A SPARE LIFE, BY LIDJIA DIMKOVSKA, TRANSLATED BY CHRISTINA E. KRAMER
A Spare Life by Lidija Dimkovska follows the saga of two Macedonian conjoined twins from childhood through young adulthood during the dissolution of the former Yugoslavia and the Bosnian war. The narrator, Zlata, tells her individual story as both distinct and inseparable from her sister Srebra’s: “When we pulled our hair back into ponytails, the spot where our heads were joined was visible right above my left ear and her right. The skin passed from one to the other. There was no scar, nothing. Our temples drifted into each other’s like desert sand.”

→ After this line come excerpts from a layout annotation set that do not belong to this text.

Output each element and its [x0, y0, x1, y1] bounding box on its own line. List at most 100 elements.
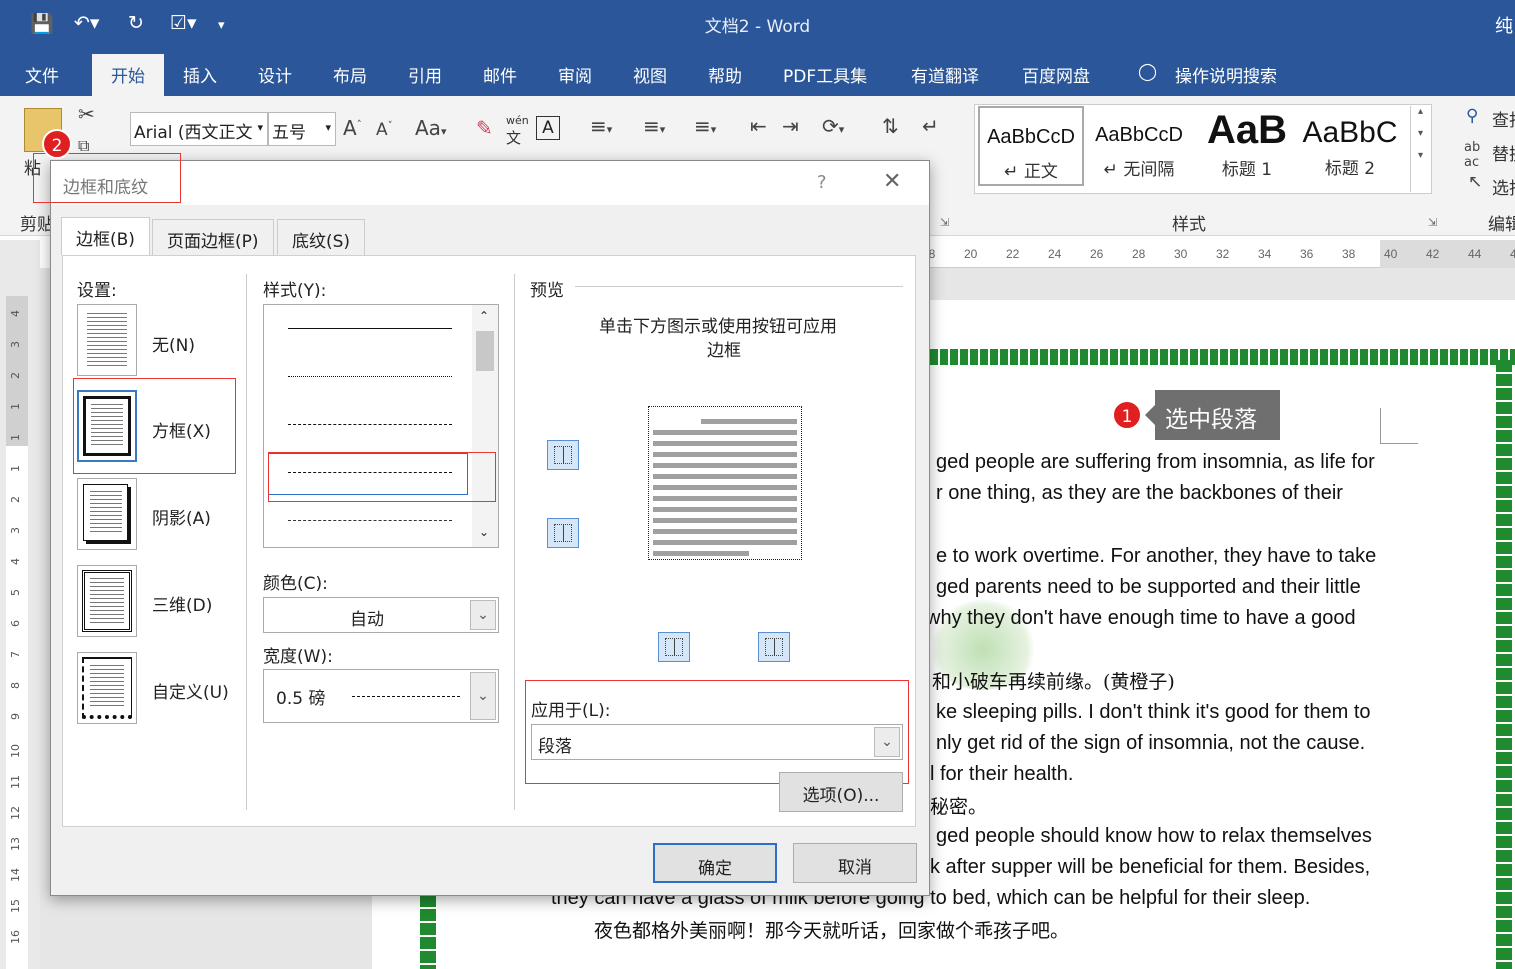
tell-me-search[interactable]: 操作说明搜索 [1175, 62, 1277, 87]
style-heading-2[interactable]: AaBbC 标题 2 [1302, 106, 1398, 186]
tab-page-border[interactable]: 页面边框(P) [152, 219, 274, 255]
change-case-icon[interactable]: Aa▾ [415, 116, 446, 140]
tab-references[interactable]: 引用 [408, 62, 442, 87]
tab-file[interactable]: 文件 [25, 62, 59, 87]
setting-shadow-label[interactable]: 阴影(A) [152, 504, 211, 529]
line-style-dash-dot[interactable] [288, 520, 452, 521]
multilevel-list-icon[interactable]: ≡▾ [694, 114, 716, 138]
tab-shading[interactable]: 底纹(S) [277, 219, 366, 255]
setting-3d-label[interactable]: 三维(D) [152, 591, 212, 616]
font-size-box[interactable]: 五号 ▾ [268, 112, 336, 146]
horizontal-ruler[interactable]: 182022242628303234363840424446 [922, 240, 1515, 268]
sort-icon[interactable]: ⇅ [882, 114, 899, 138]
color-select[interactable]: 自动 ⌄ [263, 597, 499, 633]
styles-scroll[interactable]: ▴ ▾ ▾ [1410, 106, 1430, 192]
preview-rule [575, 286, 903, 287]
style-list-scrollbar[interactable]: ⌃ ⌄ [472, 305, 498, 547]
document-line: k after supper will be beneficial for th… [930, 856, 1371, 878]
dialog-title-bar[interactable]: 边框和底纹 ? ✕ [51, 161, 929, 205]
scroll-down-icon[interactable]: ⌄ [479, 525, 489, 539]
step-badge-2: 2 [42, 129, 72, 159]
chinese-layout-icon[interactable]: ⟳▾ [822, 114, 844, 138]
cancel-button[interactable]: 取消 [793, 843, 917, 883]
scroll-up-icon[interactable]: ⌃ [479, 309, 489, 323]
tab-youdao[interactable]: 有道翻译 [911, 62, 979, 87]
font-name-box[interactable]: Arial (西文正文 ▾ [130, 112, 268, 146]
top-border-button[interactable] [547, 440, 579, 470]
account-name[interactable]: 纯 [1495, 12, 1513, 38]
grow-font-icon[interactable]: A˄ [343, 116, 362, 140]
preview-line [653, 452, 797, 457]
highlight-box-apply [525, 680, 909, 784]
tab-home[interactable]: 开始 [92, 54, 164, 96]
vertical-ruler[interactable]: 4 3 2 1 1 1 2 3 4 5 6 7 8 9 10 11 12 13 14 15 16 [0, 240, 40, 969]
tab-layout[interactable]: 布局 [333, 62, 367, 87]
clear-formatting-icon[interactable]: ✎ [476, 116, 493, 140]
paragraph-dialog-launcher-icon[interactable]: ⇲ [940, 216, 949, 229]
ruler-tick: 16 [9, 930, 22, 944]
setting-none-label[interactable]: 无(N) [152, 331, 195, 356]
setting-shadow-icon[interactable] [77, 478, 137, 550]
chevron-down-icon[interactable]: ⌄ [470, 600, 496, 630]
phonetic-guide-icon[interactable]: wén 文 [506, 114, 529, 148]
line-style-dashed-small[interactable] [288, 424, 452, 425]
tab-mailings[interactable]: 邮件 [483, 62, 517, 87]
help-button[interactable]: ? [817, 172, 827, 193]
tab-baidu[interactable]: 百度网盘 [1022, 62, 1090, 87]
ruler-tick: 26 [1090, 247, 1104, 261]
setting-custom-icon[interactable] [77, 652, 137, 724]
line-style-dotted[interactable] [288, 376, 452, 377]
options-button[interactable]: 选项(O)... [779, 772, 903, 812]
preview-line [653, 463, 797, 468]
replace-icon[interactable]: ab ac [1464, 140, 1480, 170]
preview-diagram[interactable] [648, 406, 802, 560]
tab-pdf-tools[interactable]: PDF工具集 [783, 62, 867, 87]
ruler-tick: 4 [9, 310, 22, 317]
style-no-spacing[interactable]: AaBbCcD ↵ 无间隔 [1086, 106, 1192, 186]
ruler-tick: 14 [9, 868, 22, 882]
bullets-icon[interactable]: ≡▾ [590, 114, 612, 138]
cut-icon[interactable]: ✂ [78, 102, 95, 126]
style-normal[interactable]: AaBbCcD ↵ 正文 [978, 106, 1084, 186]
page-art-border-left [420, 895, 436, 969]
ok-button[interactable]: 确定 [653, 843, 777, 883]
left-border-button[interactable] [658, 632, 690, 662]
decrease-indent-icon[interactable]: ⇤ [750, 114, 767, 138]
tab-design[interactable]: 设计 [258, 62, 292, 87]
character-border-icon[interactable]: A [536, 116, 560, 140]
line-style-list[interactable]: ⌃ ⌄ [263, 304, 499, 548]
tab-help[interactable]: 帮助 [708, 62, 742, 87]
select-cursor-icon[interactable]: ↖ [1468, 172, 1482, 192]
scroll-thumb[interactable] [476, 331, 494, 371]
ruler-tick: 15 [9, 899, 22, 913]
show-marks-icon[interactable]: ↵ [922, 114, 939, 138]
setting-3d-icon[interactable] [77, 565, 137, 637]
ruler-tick: 2 [9, 496, 22, 503]
step-badge-1: 1 [1112, 400, 1142, 430]
ruler-tick: 12 [9, 806, 22, 820]
bottom-border-button[interactable] [547, 518, 579, 548]
right-border-button[interactable] [758, 632, 790, 662]
numbering-icon[interactable]: ≡▾ [643, 114, 665, 138]
styles-dialog-launcher-icon[interactable]: ⇲ [1428, 216, 1437, 229]
tab-view[interactable]: 视图 [633, 62, 667, 87]
line-style-solid[interactable] [288, 328, 452, 329]
find-label[interactable]: 查找 [1492, 106, 1515, 131]
ruler-tick: 28 [1132, 247, 1146, 261]
shrink-font-icon[interactable]: A˅ [376, 120, 393, 140]
setting-custom-label[interactable]: 自定义(U) [152, 678, 229, 703]
replace-label[interactable]: 替换 [1492, 140, 1515, 165]
select-label[interactable]: 选择 [1492, 174, 1515, 199]
find-icon[interactable]: ⚲ [1466, 106, 1478, 126]
width-select[interactable]: 0.5 磅 ⌄ [263, 669, 499, 723]
ribbon-tab-bar: 文件 插入 设计 布局 引用 邮件 审阅 视图 帮助 PDF工具集 有道翻译 百… [0, 50, 1515, 96]
increase-indent-icon[interactable]: ⇥ [782, 114, 799, 138]
close-icon[interactable]: ✕ [883, 169, 901, 194]
tab-borders[interactable]: 边框(B) [61, 217, 150, 255]
setting-none-icon[interactable] [77, 304, 137, 376]
tab-review[interactable]: 审阅 [558, 62, 592, 87]
tab-insert[interactable]: 插入 [183, 62, 217, 87]
highlight-box-title [33, 153, 181, 203]
chevron-down-icon[interactable]: ⌄ [470, 672, 496, 720]
style-heading-1[interactable]: AaB 标题 1 [1194, 106, 1300, 186]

Dimkovska’s novel makes the reader privy to the experience of being subtly yet markedly different. “We were not invalids. We were not blind, not autistic; we didn’t have Down syndrome. We ‘only’ had conjoined heads that didn’t immediately strike the eye. It was only after the fifth second they saw it, when our heads moved in unison in the same direction, and our bodies, always leaning to one side or the other, were pulled by gravity, gravity which in our case, was always off-balance.” The novel offers insight into a life lived outside of social norms in a very poor country, and into the simple humanity—its grievous flaws and occasional miracle—that inhabits even unimaginable circumstances.

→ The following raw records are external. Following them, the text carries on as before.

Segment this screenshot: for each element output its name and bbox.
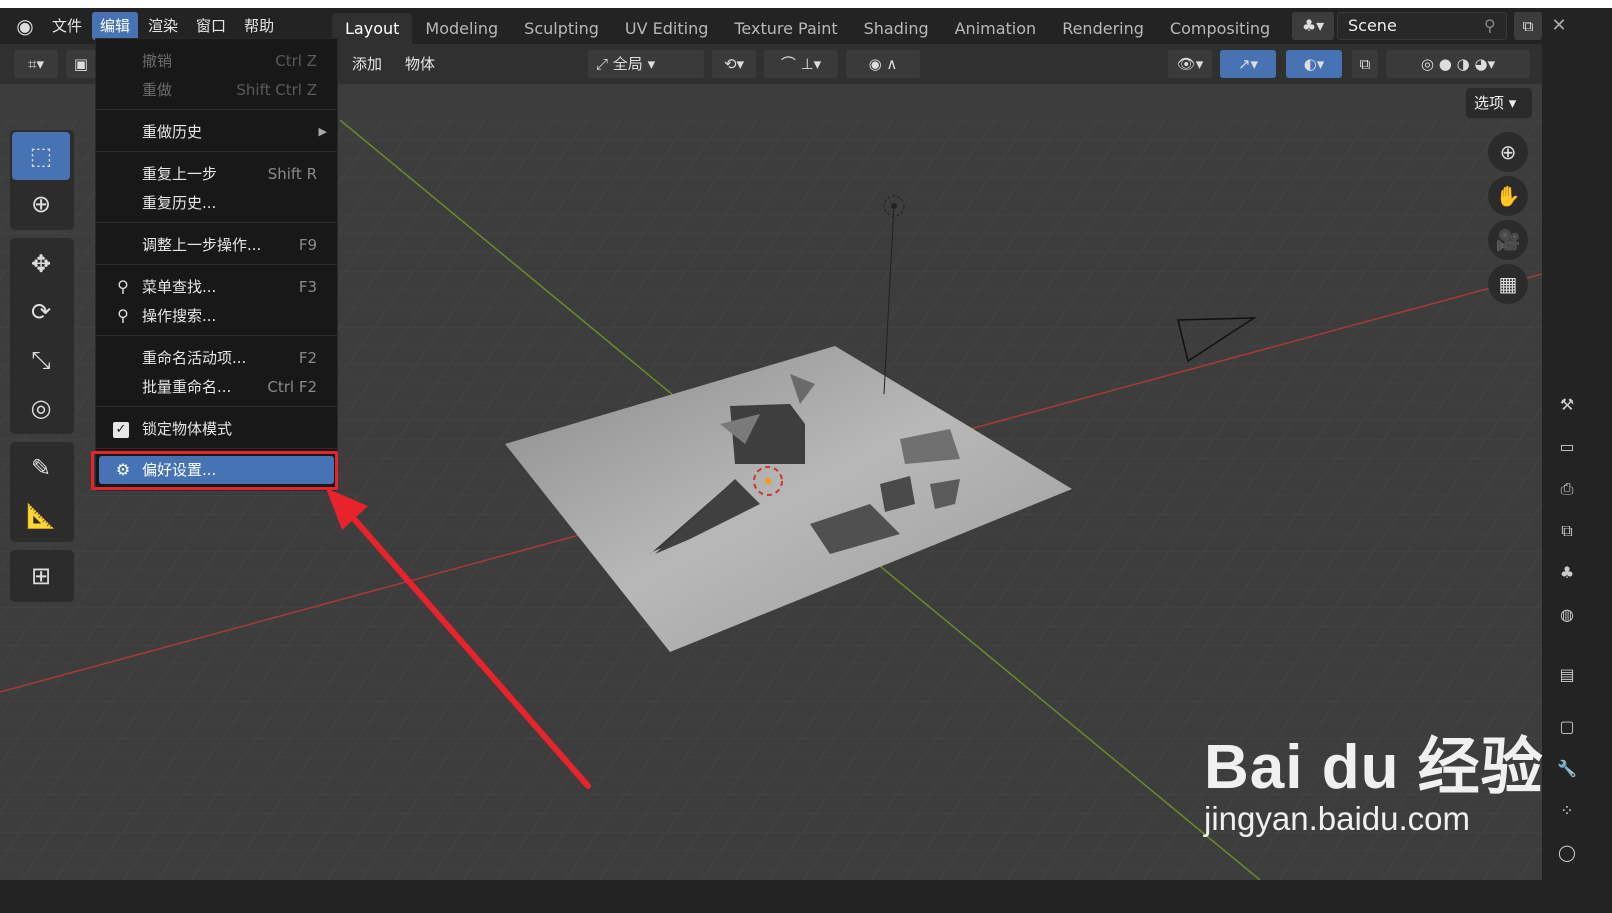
- menu-item-lock-object-modes[interactable]: ✓ 锁定物体模式: [96, 415, 337, 443]
- view-layer-icon[interactable]: ⧉: [1556, 520, 1578, 542]
- proportional-edit-icon[interactable]: ◉ ∧: [846, 50, 920, 78]
- pivot-point-icon[interactable]: ⟲▾: [712, 50, 756, 78]
- watermark: Bai du 经验 jingyan.baidu.com: [1204, 716, 1544, 838]
- pan-hand-icon[interactable]: ✋: [1488, 176, 1528, 216]
- options-dropdown[interactable]: 选项 ▾: [1466, 88, 1532, 118]
- select-box-icon[interactable]: ⬚: [12, 132, 70, 180]
- cursor-icon[interactable]: ⊕: [12, 180, 70, 228]
- tab-uv-editing[interactable]: UV Editing: [612, 13, 721, 45]
- visibility-icon[interactable]: 👁▾: [1168, 50, 1212, 78]
- zoom-icon[interactable]: ⊕: [1488, 132, 1528, 172]
- menu-item-adjust-last[interactable]: 调整上一步操作... F9: [96, 231, 337, 259]
- camera-view-icon[interactable]: 🎥: [1488, 220, 1528, 260]
- scene-properties-icon[interactable]: ♣: [1556, 562, 1578, 584]
- scene-name-field[interactable]: Scene: [1337, 12, 1507, 40]
- close-icon[interactable]: ✕: [1547, 14, 1571, 38]
- physics-icon[interactable]: ◯: [1556, 842, 1578, 864]
- object-menu[interactable]: 物体: [405, 50, 435, 78]
- tab-animation[interactable]: Animation: [942, 13, 1050, 45]
- tool-shelf: ⬚ ⊕ ✥ ⟳ ⤡ ◎ ✎ 📐 ⊞: [10, 130, 74, 610]
- menu-edit[interactable]: 编辑: [92, 12, 139, 40]
- menu-item-operator-search[interactable]: ⚲ 操作搜索...: [96, 302, 337, 330]
- submenu-arrow-icon: ▶: [318, 125, 327, 138]
- menu-divider: [96, 264, 337, 265]
- collection-icon[interactable]: ▤: [1556, 664, 1578, 686]
- tab-texture-paint[interactable]: Texture Paint: [721, 13, 850, 45]
- snap-icon[interactable]: ⌒ ⊥▾: [764, 50, 838, 78]
- tab-modeling[interactable]: Modeling: [412, 13, 511, 45]
- annotate-icon[interactable]: ✎: [12, 444, 70, 492]
- grid-view-icon[interactable]: ▦: [1488, 264, 1528, 304]
- navigation-gizmo: ⊕ ✋ 🎥 ▦: [1488, 132, 1528, 308]
- shading-modes[interactable]: ◎ ● ◑ ◕▾: [1386, 50, 1530, 78]
- output-properties-icon[interactable]: ⎙: [1556, 478, 1578, 500]
- menu-divider: [96, 151, 337, 152]
- tab-rendering[interactable]: Rendering: [1049, 13, 1157, 45]
- pin-icon[interactable]: ⚲: [1484, 16, 1496, 35]
- rotate-icon[interactable]: ⟳: [12, 288, 70, 336]
- menu-item-repeat-last[interactable]: 重复上一步 Shift R: [96, 160, 337, 188]
- tab-sculpting[interactable]: Sculpting: [511, 13, 612, 45]
- measure-icon[interactable]: 📐: [12, 492, 70, 540]
- status-bar: [0, 880, 1612, 913]
- menu-help[interactable]: 帮助: [236, 12, 282, 40]
- mode-select-icon[interactable]: ▣: [66, 50, 96, 78]
- move-icon[interactable]: ✥: [12, 240, 70, 288]
- add-menu[interactable]: 添加: [352, 50, 382, 78]
- menu-file[interactable]: 文件: [44, 12, 90, 40]
- menu-item-redo[interactable]: 重做 Shift Ctrl Z: [96, 76, 337, 104]
- search-icon: ⚲: [117, 277, 129, 296]
- edit-menu-dropdown: 撤销 Ctrl Z 重做 Shift Ctrl Z 重做历史 ▶ 重复上一步 Shift…: [95, 38, 338, 491]
- scale-icon[interactable]: ⤡: [12, 336, 70, 384]
- menu-item-menu-search[interactable]: ⚲ 菜单查找... F3: [96, 273, 337, 301]
- menu-divider: [96, 335, 337, 336]
- options-label: 选项: [1474, 94, 1505, 112]
- menu-divider: [96, 406, 337, 407]
- menu-divider: [96, 448, 337, 449]
- tab-shading[interactable]: Shading: [851, 13, 942, 45]
- menu-item-undo[interactable]: 撤销 Ctrl Z: [96, 47, 337, 75]
- tool-properties-icon[interactable]: ⚒: [1556, 394, 1578, 416]
- object-properties-icon[interactable]: ▢: [1556, 716, 1578, 738]
- new-scene-icon[interactable]: ⧉: [1514, 12, 1542, 40]
- overlay-icon[interactable]: ◐▾: [1286, 50, 1342, 78]
- menu-divider: [96, 222, 337, 223]
- transform-orientation-dropdown[interactable]: ⤢ 全局 ▾: [588, 50, 704, 78]
- transform-orientation-value: 全局: [612, 55, 643, 73]
- add-cube-icon[interactable]: ⊞: [12, 552, 70, 600]
- tab-layout[interactable]: Layout: [332, 13, 413, 45]
- modifier-icon[interactable]: 🔧: [1556, 758, 1578, 780]
- transform-icon[interactable]: ◎: [12, 384, 70, 432]
- workspace-tabs: Layout Modeling Sculpting UV Editing Tex…: [332, 8, 1283, 45]
- world-properties-icon[interactable]: ◍: [1556, 604, 1578, 626]
- editor-type-icon[interactable]: ⌗▾: [14, 50, 58, 78]
- menu-item-rename-active[interactable]: 重命名活动项... F2: [96, 344, 337, 372]
- menu-window[interactable]: 窗口: [188, 12, 234, 40]
- search-icon: ⚲: [117, 306, 129, 325]
- annotation-highlight-box: [91, 451, 338, 490]
- blender-logo-icon[interactable]: ◉: [12, 14, 38, 38]
- xray-icon[interactable]: ⧉: [1352, 50, 1378, 78]
- tab-compositing[interactable]: Compositing: [1157, 13, 1283, 45]
- watermark-brand: Bai du 经验: [1204, 733, 1544, 802]
- checkbox-checked-icon[interactable]: ✓: [113, 422, 129, 438]
- menu-item-batch-rename[interactable]: 批量重命名... Ctrl F2: [96, 373, 337, 401]
- particles-icon[interactable]: ⁘: [1556, 800, 1578, 822]
- menu-divider: [96, 109, 337, 110]
- properties-strip: ⚒ ▭ ⎙ ⧉ ♣ ◍ ▤ ▢ 🔧 ⁘ ◯: [1542, 44, 1612, 880]
- menu-item-undo-history[interactable]: 重做历史 ▶: [96, 118, 337, 146]
- menu-render[interactable]: 渲染: [140, 12, 186, 40]
- gizmo-icon[interactable]: ↗▾: [1220, 50, 1276, 78]
- render-properties-icon[interactable]: ▭: [1556, 436, 1578, 458]
- menu-item-repeat-history[interactable]: 重复历史...: [96, 189, 337, 217]
- scene-selector-icon[interactable]: ♣▾: [1292, 12, 1334, 40]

In Christina E. Kramer’s deft translation, Dimkovska’s intensely personal writing betrays that brew of attraction and loathing which often permeates intimate landscapes and the coming-of-age transition from the all-encompassing world of family and childhood into the broader realization of the limitations of one’s own individual experience. Personal and political attachments both sustain and confine the twins’ development, and the allure of separation eventually propels them and their society toward irrevocable alterations.